Procurado pelo Lei em Campo, o torcedor revelou o que o levou à procura pela justiça desportiva:
“Vejo na Justiça Desportiva talvez a esperança de que uma punição desportiva possa parar com a injustiça que vem acontecendo com os funcionários do Cruzeiro. Acabar com a falta de fair play financeiro já que execuções judiciais parecem que não são suficientes para uma educação financeira do clube. O Cruzeiro se encontra assim (com salários atrasados) há pelo menos um ano e ninguém da CBF ou do STJD tomaram providências para evitar esse caos financeiro que atrapalham os funcionários e atletas. Isso não é o futebol que eu quero”, declarou.
Condenação na Justiça do Trabalho
Devido à crise financeira, o Cruzeiro é um dos clubes do futebol brasileiro com maior dificuldade em honrar seus compromissos com funcionários. Diante dos recorrentes atrasos salariais, a Justiça do Trabalho condenou a Raposa nesta terça-feira (15) a pagar uma multa de R$ 100 mil por danos morais coletivos e a obrigou quitar as pendências salarias com os colaboradores. A Ação Civil Pública (ACP) foi movida pelo Ministério Público do Trabalho (MPT).
Apesar da proibição de atrasar salários após a determinação judicial, o Cruzeiro segue sem cumprir essa obrigação.
Um inquérito civil foi instaurado pelo MPT em dezembro de 2019 para apurar a denúncia de atraso no vencimento dos funcionários do clube. O Cruzeiro foi intimado mais de uma vez a apresentar documentos, ficando comprovado o atraso na quitação de salários, inclusive de trabalhadores da manutenção.

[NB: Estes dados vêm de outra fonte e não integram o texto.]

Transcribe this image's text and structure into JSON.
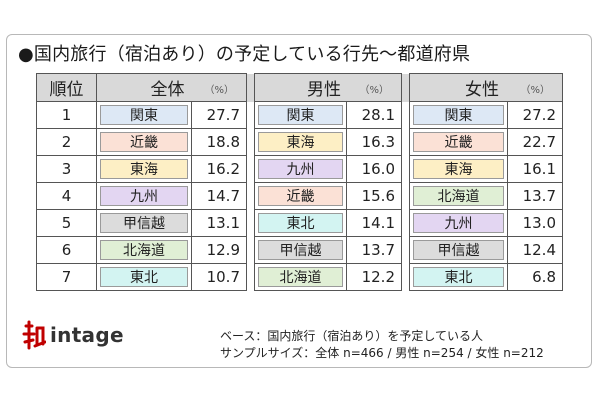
{
  "title": "●国内旅行（宿泊あり）の予定している行先～都道府県",
  "header": {
    "rank": "順位",
    "groups": [
      {
        "label": "全体",
        "unit": "（%）"
      },
      {
        "label": "男性",
        "unit": "（%）"
      },
      {
        "label": "女性",
        "unit": "（%）"
      }
    ]
  },
  "colors": {
    "関東": "#dde8f5",
    "近畿": "#fbe1d6",
    "東海": "#fdefc5",
    "九州": "#e3d6f2",
    "甲信越": "#dcdcdc",
    "北海道": "#e0efd5",
    "東北": "#d3f4f2"
  },
  "rows": [
    {
      "rank": "1",
      "all": {
        "name": "関東",
        "value": "27.7"
      },
      "male": {
        "name": "関東",
        "value": "28.1"
      },
      "female": {
        "name": "関東",
        "value": "27.2"
      }
    },
    {
      "rank": "2",
      "all": {
        "name": "近畿",
        "value": "18.8"
      },
      "male": {
        "name": "東海",
        "value": "16.3"
      },
      "female": {
        "name": "近畿",
        "value": "22.7"
      }
    },
    {
      "rank": "3",
      "all": {
        "name": "東海",
        "value": "16.2"
      },
      "male": {
        "name": "九州",
        "value": "16.0"
      },
      "female": {
        "name": "東海",
        "value": "16.1"
      }
    },
    {
      "rank": "4",
      "all": {
        "name": "九州",
        "value": "14.7"
      },
      "male": {
        "name": "近畿",
        "value": "15.6"
      },
      "female": {
        "name": "北海道",
        "value": "13.7"
      }
    },
    {
      "rank": "5",
      "all": {
        "name": "甲信越",
        "value": "13.1"
      },
      "male": {
        "name": "東北",
        "value": "14.1"
      },
      "female": {
        "name": "九州",
        "value": "13.0"
      }
    },
    {
      "rank": "6",
      "all": {
        "name": "北海道",
        "value": "12.9"
      },
      "male": {
        "name": "甲信越",
        "value": "13.7"
      },
      "female": {
        "name": "甲信越",
        "value": "12.4"
      }
    },
    {
      "rank": "7",
      "all": {
        "name": "東北",
        "value": "10.7"
      },
      "male": {
        "name": "北海道",
        "value": "12.2"
      },
      "female": {
        "name": "東北",
        "value": "6.8"
      }
    }
  ],
  "logo": {
    "text": "intage"
  },
  "notes": {
    "base": "ベース：国内旅行（宿泊あり）を予定している人",
    "sample": "サンプルサイズ：全体 n=466 / 男性 n=254 / 女性 n=212"
  }
}
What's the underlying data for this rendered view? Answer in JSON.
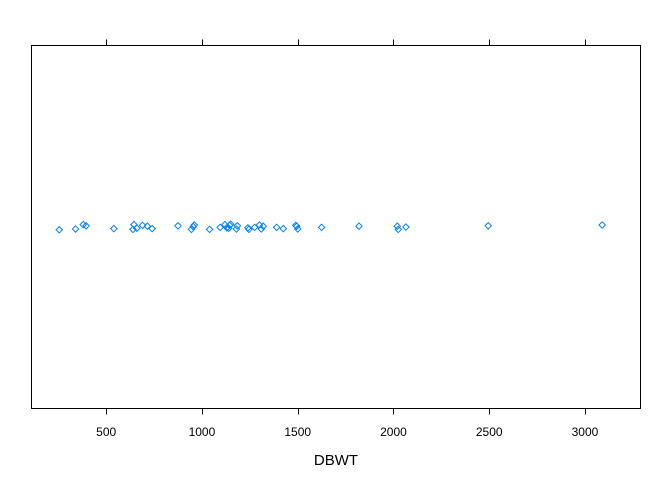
{
  "chart_data": {
    "type": "scatter",
    "title": "",
    "xlabel": "DBWT",
    "ylabel": "",
    "xlim": [
      110,
      3290
    ],
    "ticks": [
      500,
      1000,
      1500,
      2000,
      2500,
      3000
    ],
    "tick_labels": [
      "500",
      "1000",
      "1500",
      "2000",
      "2500",
      "3000"
    ],
    "point_color": "#0080ff",
    "frame_color": "#000000",
    "jitter": [
      0.35,
      0.25,
      -0.3,
      -0.15,
      0.2,
      0.3,
      -0.3,
      0.15,
      -0.2,
      -0.1,
      0.2,
      -0.15,
      0.3,
      -0.05,
      -0.25,
      0.3,
      0.05,
      -0.3,
      0.1,
      0.15,
      -0.2,
      -0.35,
      0.25,
      -0.15,
      0.1,
      0.3,
      0.05,
      -0.25,
      0.25,
      -0.1,
      0.05,
      0.2,
      -0.2,
      -0.1,
      0.25,
      0.05,
      -0.1,
      -0.1,
      0.3,
      0.0,
      -0.15,
      -0.25,
      -0.35,
      -0.15
    ],
    "points": [
      255,
      340,
      380,
      395,
      540,
      640,
      645,
      660,
      690,
      715,
      740,
      875,
      945,
      955,
      960,
      1040,
      1095,
      1120,
      1130,
      1140,
      1145,
      1150,
      1180,
      1185,
      1240,
      1245,
      1275,
      1300,
      1310,
      1320,
      1390,
      1425,
      1490,
      1495,
      1500,
      1625,
      1820,
      2020,
      2025,
      2065,
      2495,
      3090
    ]
  }
}
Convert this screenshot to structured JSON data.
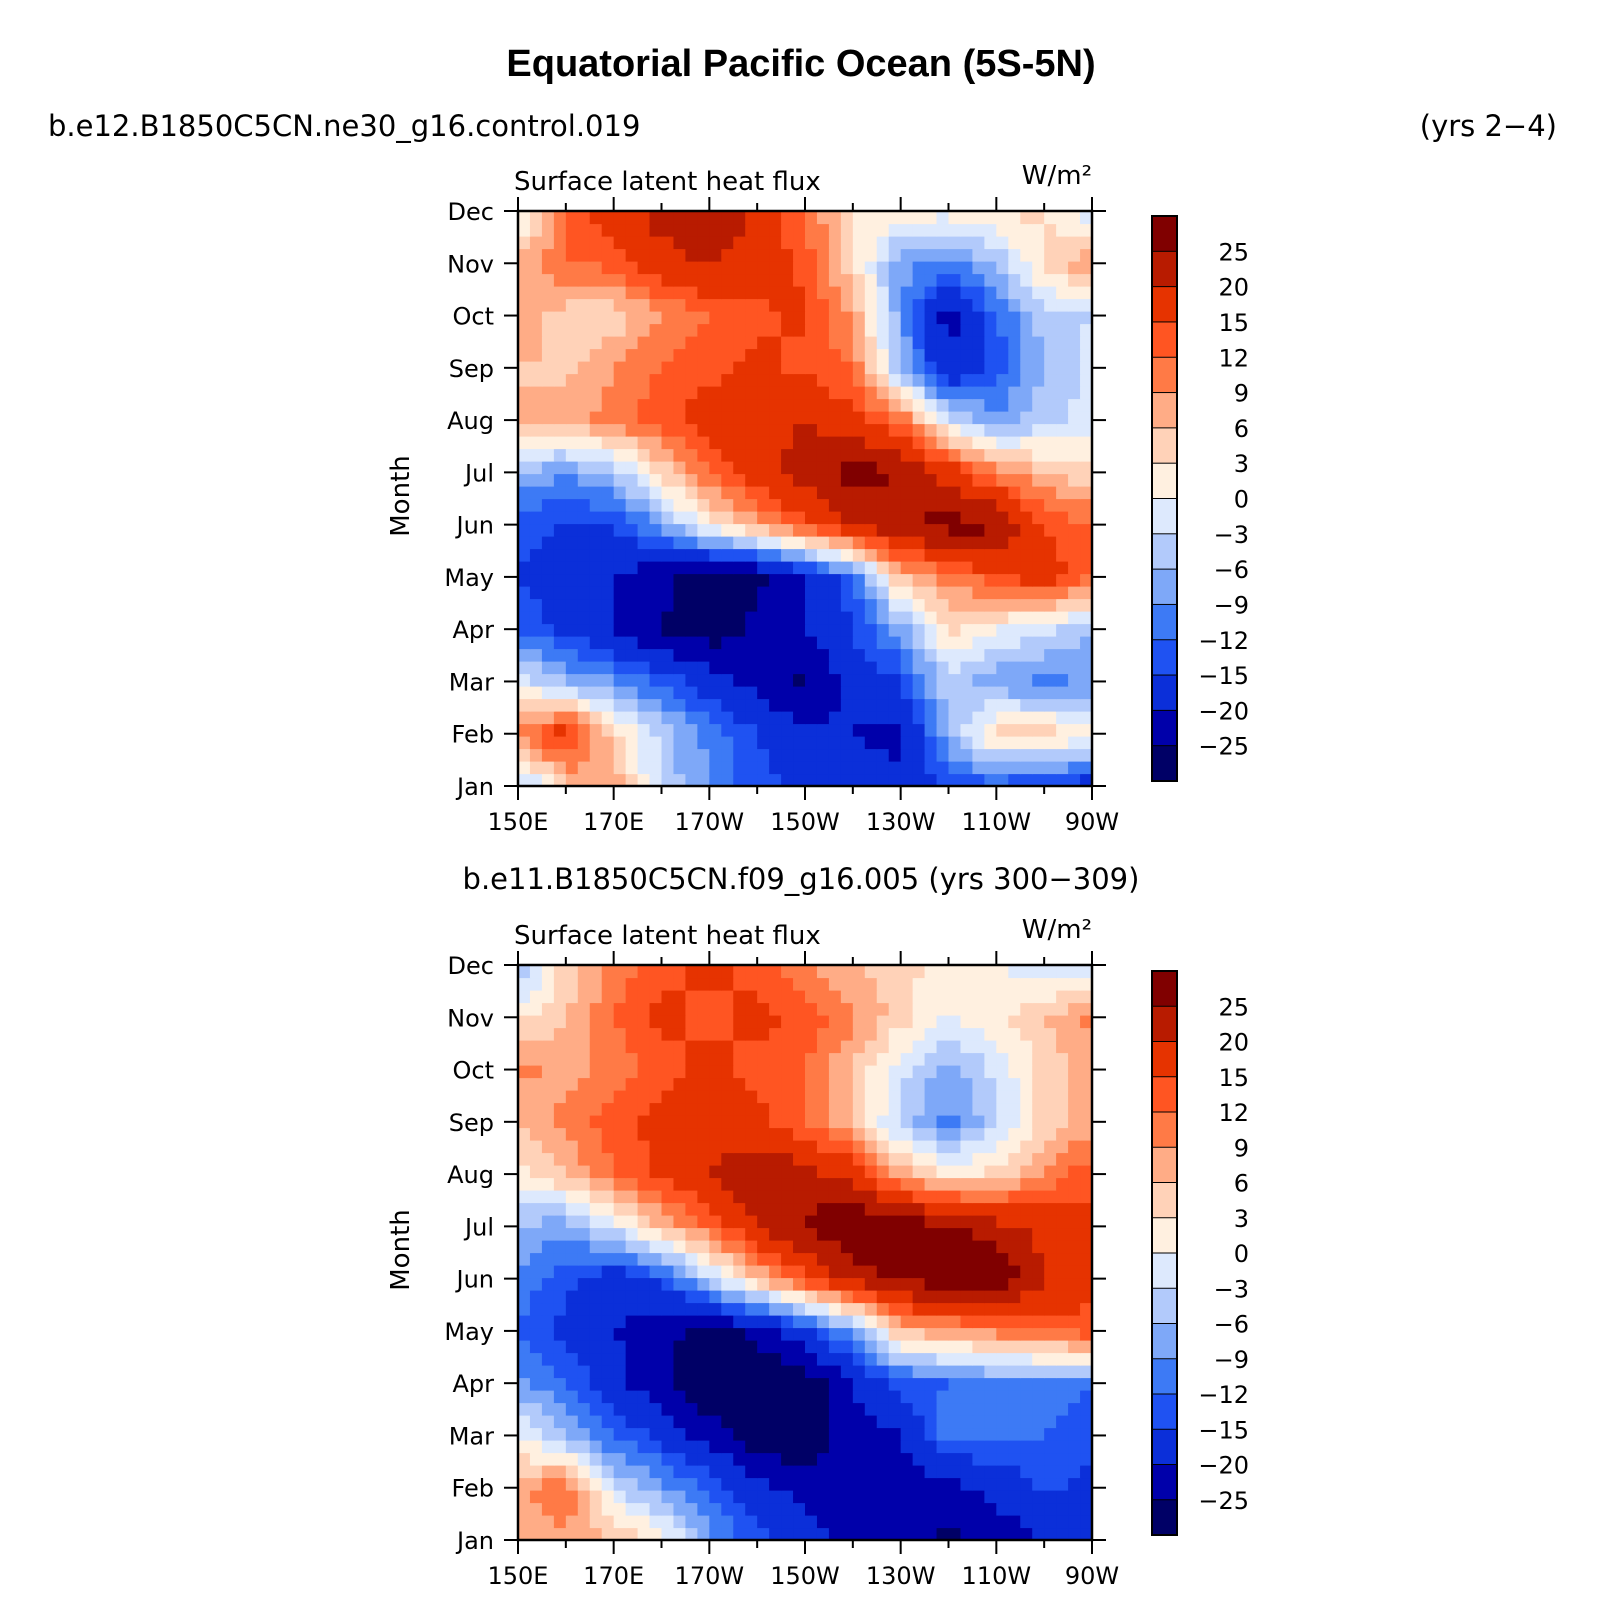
{
  "title": "Equatorial Pacific Ocean (5S-5N)",
  "colors": [
    "#000066",
    "#0000aa",
    "#0b2fd9",
    "#1f52f2",
    "#3d7af5",
    "#7ea8f8",
    "#b2cafb",
    "#dde9fd",
    "#fff0e0",
    "#ffd2b8",
    "#ffac86",
    "#ff7a46",
    "#ff5522",
    "#e63300",
    "#b81b00",
    "#800000"
  ],
  "colorbar_labels": [
    "25",
    "20",
    "15",
    "12",
    "9",
    "6",
    "3",
    "0",
    "−3",
    "−6",
    "−9",
    "−12",
    "−15",
    "−20",
    "−25"
  ],
  "chart_data": [
    {
      "type": "heatmap",
      "run_label": "b.e12.B1850C5CN.ne30_g16.control.019",
      "years_label": "(yrs 2−4)",
      "plot_title": "Surface latent heat flux",
      "units": "W/m²",
      "xlabel": "",
      "ylabel": "Month",
      "xticks": [
        "150E",
        "170E",
        "170W",
        "150W",
        "130W",
        "110W",
        "90W"
      ],
      "yticks": [
        "Jan",
        "Feb",
        "Mar",
        "Apr",
        "May",
        "Jun",
        "Jul",
        "Aug",
        "Sep",
        "Oct",
        "Nov",
        "Dec"
      ],
      "levels": [
        -25,
        -20,
        -15,
        -12,
        -9,
        -6,
        -3,
        0,
        3,
        6,
        9,
        12,
        15,
        20,
        25
      ],
      "lon": [
        150,
        160,
        170,
        180,
        190,
        200,
        210,
        220,
        230,
        240,
        250,
        260,
        270
      ],
      "month": [
        "Jan",
        "Feb",
        "Mar",
        "Apr",
        "May",
        "Jun",
        "Jul",
        "Aug",
        "Sep",
        "Oct",
        "Nov",
        "Dec"
      ],
      "values": [
        [
          -6,
          5,
          8,
          -4,
          -9,
          -14,
          -16,
          -18,
          -18,
          -14,
          -14,
          -15,
          -18
        ],
        [
          10,
          18,
          4,
          -4,
          -10,
          -15,
          -18,
          -20,
          -22,
          -6,
          4,
          5,
          2
        ],
        [
          -1,
          -6,
          -9,
          -13,
          -17,
          -22,
          -26,
          -18,
          -15,
          -4,
          -8,
          -10,
          -8
        ],
        [
          -12,
          -16,
          -20,
          -25,
          -28,
          -24,
          -20,
          -15,
          -8,
          4,
          0,
          -2,
          -6
        ],
        [
          -15,
          -18,
          -20,
          -24,
          -28,
          -26,
          -20,
          -12,
          6,
          10,
          14,
          18,
          12
        ],
        [
          -14,
          -15,
          -15,
          -8,
          2,
          8,
          14,
          20,
          24,
          27,
          26,
          15,
          12
        ],
        [
          -6,
          -9,
          -5,
          4,
          12,
          18,
          22,
          28,
          24,
          18,
          10,
          6,
          4
        ],
        [
          6,
          8,
          10,
          14,
          17,
          18,
          20,
          16,
          12,
          -2,
          -8,
          -4,
          -2
        ],
        [
          6,
          5,
          9,
          12,
          14,
          16,
          14,
          12,
          -6,
          -20,
          -14,
          -6,
          -2
        ],
        [
          9,
          4,
          4,
          9,
          12,
          14,
          16,
          8,
          -8,
          -22,
          -12,
          -4,
          -3
        ],
        [
          7,
          12,
          13,
          18,
          20,
          18,
          14,
          4,
          -8,
          -10,
          -6,
          4,
          9
        ],
        [
          -3,
          13,
          18,
          22,
          26,
          18,
          12,
          3,
          2,
          1,
          4,
          3,
          -3
        ]
      ]
    },
    {
      "type": "heatmap",
      "run_label": "b.e11.B1850C5CN.f09_g16.005 (yrs 300−309)",
      "plot_title": "Surface latent heat flux",
      "units": "W/m²",
      "xlabel": "",
      "ylabel": "Month",
      "xticks": [
        "150E",
        "170E",
        "170W",
        "150W",
        "130W",
        "110W",
        "90W"
      ],
      "yticks": [
        "Jan",
        "Feb",
        "Mar",
        "Apr",
        "May",
        "Jun",
        "Jul",
        "Aug",
        "Sep",
        "Oct",
        "Nov",
        "Dec"
      ],
      "levels": [
        -25,
        -20,
        -15,
        -12,
        -9,
        -6,
        -3,
        0,
        3,
        6,
        9,
        12,
        15,
        20,
        25
      ],
      "lon": [
        150,
        160,
        170,
        180,
        190,
        200,
        210,
        220,
        230,
        240,
        250,
        260,
        270
      ],
      "month": [
        "Jan",
        "Feb",
        "Mar",
        "Apr",
        "May",
        "Jun",
        "Jul",
        "Aug",
        "Sep",
        "Oct",
        "Nov",
        "Dec"
      ],
      "values": [
        [
          6,
          8,
          6,
          2,
          -8,
          -14,
          -18,
          -22,
          -24,
          -26,
          -24,
          -20,
          -18
        ],
        [
          8,
          12,
          -3,
          -8,
          -12,
          -18,
          -22,
          -22,
          -24,
          -22,
          -18,
          -14,
          -16
        ],
        [
          0,
          -6,
          -12,
          -16,
          -22,
          -28,
          -30,
          -22,
          -20,
          -10,
          -12,
          -12,
          -14
        ],
        [
          -8,
          -12,
          -18,
          -24,
          -30,
          -30,
          -28,
          -20,
          -14,
          -12,
          -10,
          -10,
          -12
        ],
        [
          -12,
          -16,
          -20,
          -24,
          -26,
          -24,
          -16,
          -8,
          6,
          8,
          10,
          12,
          14
        ],
        [
          -10,
          -14,
          -18,
          -14,
          -4,
          6,
          14,
          22,
          26,
          28,
          30,
          20,
          16
        ],
        [
          -6,
          -8,
          -2,
          6,
          12,
          20,
          26,
          30,
          28,
          26,
          22,
          18,
          16
        ],
        [
          2,
          6,
          12,
          16,
          20,
          24,
          22,
          18,
          8,
          2,
          4,
          10,
          14
        ],
        [
          6,
          10,
          14,
          16,
          18,
          16,
          12,
          6,
          -4,
          -10,
          -4,
          4,
          8
        ],
        [
          10,
          8,
          10,
          14,
          16,
          14,
          12,
          6,
          -2,
          -8,
          -2,
          4,
          8
        ],
        [
          2,
          6,
          12,
          16,
          14,
          16,
          14,
          10,
          4,
          0,
          2,
          6,
          10
        ],
        [
          -6,
          4,
          10,
          14,
          16,
          14,
          10,
          6,
          4,
          2,
          0,
          -2,
          -4
        ]
      ]
    }
  ]
}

“O clube atrasava inclusive pagamentos de empregados que recebem os salários mais baixos, que dependem do pagamento em dia para honrar as despesas de seu próprio sustento e de suas respectivas famílias”, ressaltou o MPT na época.
Diante do avanço das investigações, o MPT sugeriu a assinatura de um Termo de Ajuste de Conduta (TAC) entre as partes, mas o clube não se manifestou com relação à proposta e também não conseguiu comprovar por meio de documentação a quitação em dia dos salários.
Em entrevista à ‘Rádio Itatiaia’ nesta terça, o presidente do Cruzeiro, Sérgio Santos Rodrigues, chamou a ação do MPT de “absurda” e citou que mesmo com as adversidades, quem trabalha no clube o faz “por amor” e aceita ser cobrado mesmo com salário atrasado.
“Quem está no Cruzeiro, está por amor, está porque quer. Eu faço analogia, eu não deixo de advogar para empresa que não me paga, para pessoa física que não me paga. A gente tem que ir com carinho e dedicação, porque o meu prazer é advogar. A pessoa está ali, tem o direito de ficar chateado e exigir, mas o que a gente busca é isso, ter transparência dizendo que vai atrasar, a previsão é tanto, isso que estamos fazendo. Eles estão vendo que a gente corta na carne todo dia a despesa (…) Quando eles veem esse esforço nosso, que a gente está buscando acontecer, o tamanho do Cruzeiro e a paixão por estar trabalhando lá, acaba que eles topam entre aspas ser cobrados, mas não deixam (de se) dedicar por isso”, declarou o dirigente.
A Procuradoria do STJD deverá analisar a ação nos próximos dias e assim definir se dá prosseguimento ou não com a denúncia.